For an undetermined period of time, you should expect yourself to swing from feeling okay to feeling sad. You will be having good days where you won't think about your ex at all, followed by bad days where you don't feel like doing anything.
7. Be prepared to hear that they have already moved on or that they are seeing other people, even that they are talking behind your back. Some people get nasty while dealing with breakups. Of course, you may feel angry, but anger is okay, it burns the soul clean. Don't let it affect you and remember that this is not a competition, nor should you search for revenge. If you ask me, there is no better revenge than happiness. Use that energy to work on your well-being instead.
8. Another painful aspect of a break-up that you should be aware of, could be returning to known places. You can't help it but feel nostalgic and that is probably one of the times when you feel you miss them the most. What you need to do is to replace those thoughts with replaying in your mind everything that you hated about your ex. In time you'll create other memories in those places and you'll not associate them with your ex anymore.

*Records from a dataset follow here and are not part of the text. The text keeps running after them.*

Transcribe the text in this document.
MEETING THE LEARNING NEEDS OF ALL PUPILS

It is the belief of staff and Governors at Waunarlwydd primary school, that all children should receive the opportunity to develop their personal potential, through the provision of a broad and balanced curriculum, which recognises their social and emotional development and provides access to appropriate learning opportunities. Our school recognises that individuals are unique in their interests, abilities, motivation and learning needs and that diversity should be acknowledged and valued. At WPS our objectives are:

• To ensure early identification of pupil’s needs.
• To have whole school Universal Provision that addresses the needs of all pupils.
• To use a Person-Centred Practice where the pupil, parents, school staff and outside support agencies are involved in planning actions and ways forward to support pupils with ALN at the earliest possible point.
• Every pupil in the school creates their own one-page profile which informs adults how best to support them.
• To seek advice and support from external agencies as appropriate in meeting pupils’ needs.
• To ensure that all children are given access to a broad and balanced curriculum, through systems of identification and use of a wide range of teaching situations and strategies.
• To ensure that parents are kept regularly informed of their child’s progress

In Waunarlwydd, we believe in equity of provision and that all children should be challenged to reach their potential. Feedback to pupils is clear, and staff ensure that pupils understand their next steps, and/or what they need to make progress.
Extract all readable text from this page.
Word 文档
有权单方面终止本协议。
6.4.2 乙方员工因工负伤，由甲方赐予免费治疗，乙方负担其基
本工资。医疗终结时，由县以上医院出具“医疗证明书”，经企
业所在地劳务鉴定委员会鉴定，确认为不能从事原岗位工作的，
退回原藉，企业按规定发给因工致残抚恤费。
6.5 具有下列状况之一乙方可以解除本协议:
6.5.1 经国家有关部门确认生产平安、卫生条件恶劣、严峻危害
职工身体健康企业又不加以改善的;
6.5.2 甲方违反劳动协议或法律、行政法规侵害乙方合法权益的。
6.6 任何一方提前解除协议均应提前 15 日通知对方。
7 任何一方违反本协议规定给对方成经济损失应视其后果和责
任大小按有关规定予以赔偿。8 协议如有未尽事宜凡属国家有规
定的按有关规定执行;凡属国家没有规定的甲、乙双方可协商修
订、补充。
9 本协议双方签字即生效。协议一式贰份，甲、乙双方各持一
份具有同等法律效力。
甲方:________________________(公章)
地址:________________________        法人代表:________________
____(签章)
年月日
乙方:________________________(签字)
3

Someday soon you will wake up and probably won't even realise how long it has been since you haven't thought about your ex. And even if they will cross your mind, you will feel nothing.
Each of us has it's own way of dealing with situations. For some it is harder to deal with things, while others are stronger and get over something much easier. Either way, it is in our nature to fight and to succed. No matter how worse the times, tomorrow will be better. And remember that you're not alone, your friends would be happy to be by your side.